TechnologyIndonesia.id – Hingga kini, bawang merah dibudidayakan pada berbagai agroekosistem mulai dataran rendah hingga dataran tinggi. Sentra bawang merah di Jawa Tengah dan Jawa Timur mayoritas ada di dataran rendah. Sedangkan di Sumatera mayoritas ada di dataran tinggi.
Kepala Organisasi Riset Pertanian dan Pangan (ORPP), Badan Riset dan Inovasi Nasional (BRIN), Puji Lestari mengatakan komoditas bawang merah sangat signifikan dalam membantu perkembangan ekonomi di Indonesia. Harganya juga memegang peranan penting.
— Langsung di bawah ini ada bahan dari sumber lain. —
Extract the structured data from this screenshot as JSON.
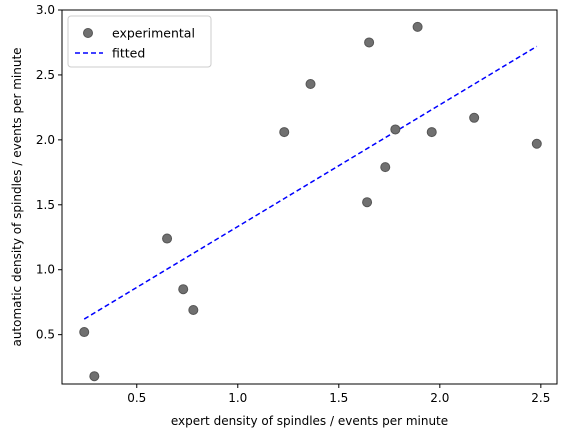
{
  "chart_data": {
    "type": "scatter",
    "xlabel": "expert density of spindles / events per minute",
    "ylabel": "automatic density of spindles / events per minute",
    "xlim": [
      0.13,
      2.58
    ],
    "ylim": [
      0.12,
      3.0
    ],
    "x_ticks": [
      0.5,
      1.0,
      1.5,
      2.0,
      2.5
    ],
    "x_tick_labels": [
      "0.5",
      "1.0",
      "1.5",
      "2.0",
      "2.5"
    ],
    "y_ticks": [
      0.5,
      1.0,
      1.5,
      2.0,
      2.5,
      3.0
    ],
    "y_tick_labels": [
      "0.5",
      "1.0",
      "1.5",
      "2.0",
      "2.5",
      "3.0"
    ],
    "grid": false,
    "legend_position": "top-left",
    "series": [
      {
        "name": "experimental",
        "kind": "scatter",
        "color": "#707070",
        "points": [
          {
            "x": 0.24,
            "y": 0.52
          },
          {
            "x": 0.29,
            "y": 0.18
          },
          {
            "x": 0.65,
            "y": 1.24
          },
          {
            "x": 0.73,
            "y": 0.85
          },
          {
            "x": 0.78,
            "y": 0.69
          },
          {
            "x": 1.23,
            "y": 2.06
          },
          {
            "x": 1.36,
            "y": 2.43
          },
          {
            "x": 1.64,
            "y": 1.52
          },
          {
            "x": 1.65,
            "y": 2.75
          },
          {
            "x": 1.73,
            "y": 1.79
          },
          {
            "x": 1.78,
            "y": 2.08
          },
          {
            "x": 1.89,
            "y": 2.87
          },
          {
            "x": 1.96,
            "y": 2.06
          },
          {
            "x": 2.17,
            "y": 2.17
          },
          {
            "x": 2.48,
            "y": 1.97
          }
        ]
      },
      {
        "name": "fitted",
        "kind": "line",
        "style": "dashed",
        "color": "#0000ff",
        "points": [
          {
            "x": 0.24,
            "y": 0.62
          },
          {
            "x": 2.48,
            "y": 2.72
          }
        ]
      }
    ]
  }
}
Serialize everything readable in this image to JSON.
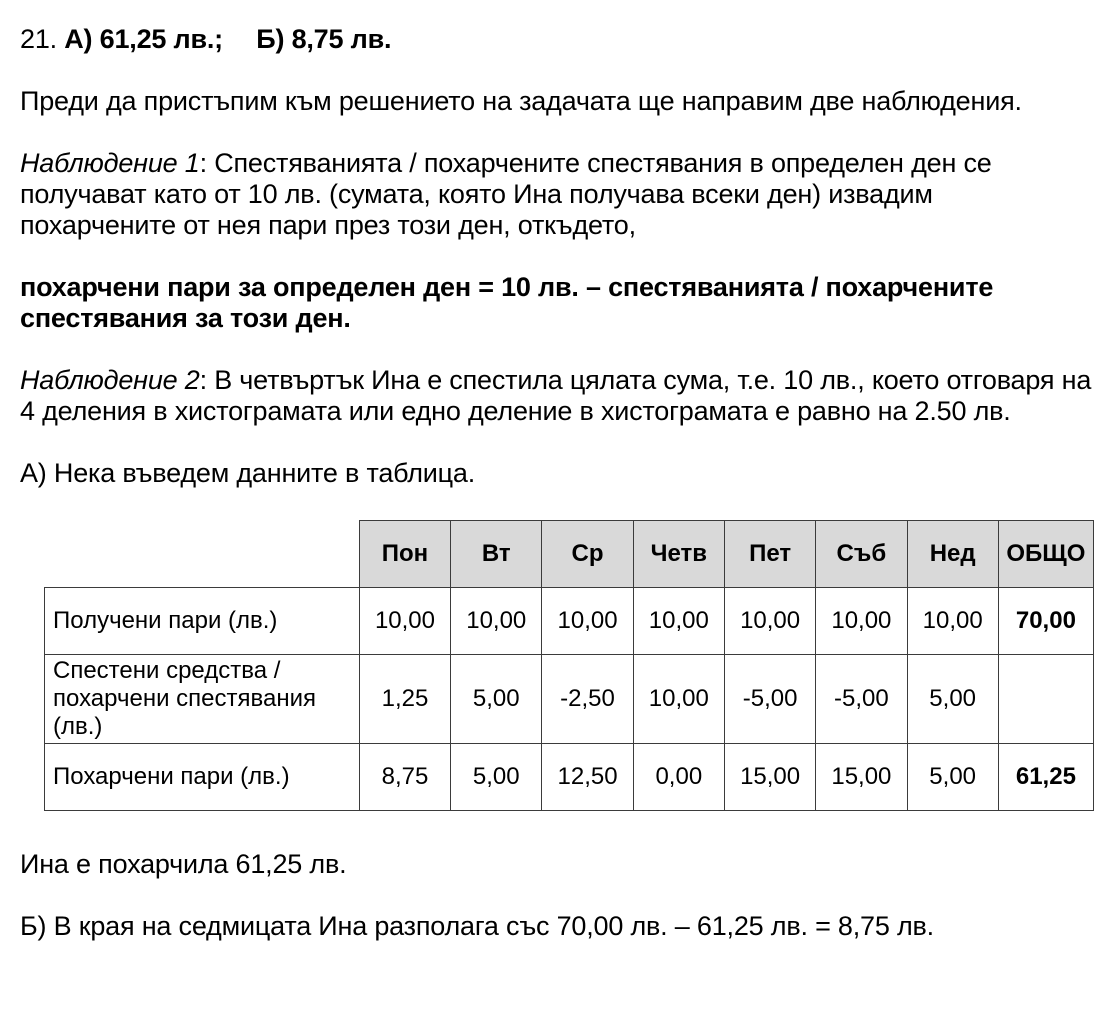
{
  "doc": {
    "heading": {
      "number": "21.",
      "answer_a": "А) 61,25 лв.;",
      "answer_b": "Б) 8,75 лв."
    },
    "intro": "Преди да пристъпим към решението на задачата ще направим две наблюдения.",
    "observation1": {
      "label": "Наблюдение 1",
      "text": ": Спестяванията / похарчените спестявания в определен ден се получават като от 10 лв. (сумата, която Ина получава всеки ден) извадим похарчените от нея пари през този ден, откъдето,"
    },
    "formula": "похарчени пари за определен ден = 10 лв. – спестяванията / похарчените спестявания за този ден.",
    "observation2": {
      "label": "Наблюдение 2",
      "text": ": В четвъртък Ина е спестила цялата сума, т.е. 10 лв., което отговаря на 4 деления в хистограмата или едно деление в хистограмата е равно на 2.50 лв."
    },
    "section_a": "А) Нека въведем данните в таблица.",
    "conclusion_a": "Ина е похарчила 61,25 лв.",
    "conclusion_b": "Б) В края на седмицата Ина разполага със 70,00 лв. – 61,25 лв. = 8,75 лв."
  },
  "table": {
    "columns": [
      "Пон",
      "Вт",
      "Ср",
      "Четв",
      "Пет",
      "Съб",
      "Нед",
      "ОБЩО"
    ],
    "rows": [
      {
        "label": "Получени пари (лв.)",
        "values": [
          "10,00",
          "10,00",
          "10,00",
          "10,00",
          "10,00",
          "10,00",
          "10,00"
        ],
        "total": "70,00"
      },
      {
        "label": "Спестени средства / похарчени спестявания (лв.)",
        "values": [
          "1,25",
          "5,00",
          "-2,50",
          "10,00",
          "-5,00",
          "-5,00",
          "5,00"
        ],
        "total": ""
      },
      {
        "label": "Похарчени пари (лв.)",
        "values": [
          "8,75",
          "5,00",
          "12,50",
          "0,00",
          "15,00",
          "15,00",
          "5,00"
        ],
        "total": "61,25"
      }
    ]
  },
  "colors": {
    "header_bg": "#d9d9d9",
    "border": "#3b3b3b",
    "text": "#000000",
    "background": "#ffffff"
  }
}
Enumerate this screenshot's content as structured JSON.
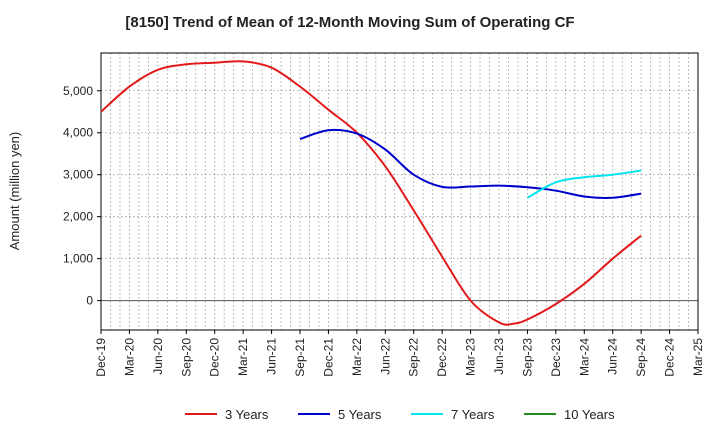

Karena masih terdapat kesenjangan hasil antara produktivitas di tingkat petani dengan potensi hasil, BRIN berupaya mencari solusi dan inovasi untuk meningkatkan produktivitas bawang merah.
Salah satunya melalui penerapan inovasi teknologi spesifik lokasi. Tujuannya untuk meningkatkan hasil pertanian, mengurangi biaya produksi, mengurangi risiko kegagalan panen akibat gradien faktor lingkungan, stres abiotik dan biotik dan juga untuk mendukung pertanian berkelanjutan.
Kepala Pusat Riset Hortikultura (PRH)-ORPP-BRIN, Dwinita Wikan Utami mengungkapkan bahwa bawang merah merupakan salah satu komoditas prioritas utama pada tanaman hortikultura karena memiliki kesesuaian atau adaptasi yang lebih luas, sehingga mampu beradaptasi pada ekosistem dataran rendah atau dataran tinggi.
Namun, masih terdapat senjang hasil yang cukup besar antara produktivitas saat ini di tingkat petani dibanding potensi hasil.
“Bawang merah juga merupakan salah satu penyumbang inflasi nasional yang tinggi di samping cabai merah. Itulah sebabnya ketersediaan pasokan produksi bawang merah ini harus tetap kita jaga,” ujarnya dalam webinar ‘Peran Teknologi Budidaya Spesifik Agroekosistem untuk Mendongkrak Produksi Bawang Merah di Dataran Tinggi’, pada Kamis (28/03/2024).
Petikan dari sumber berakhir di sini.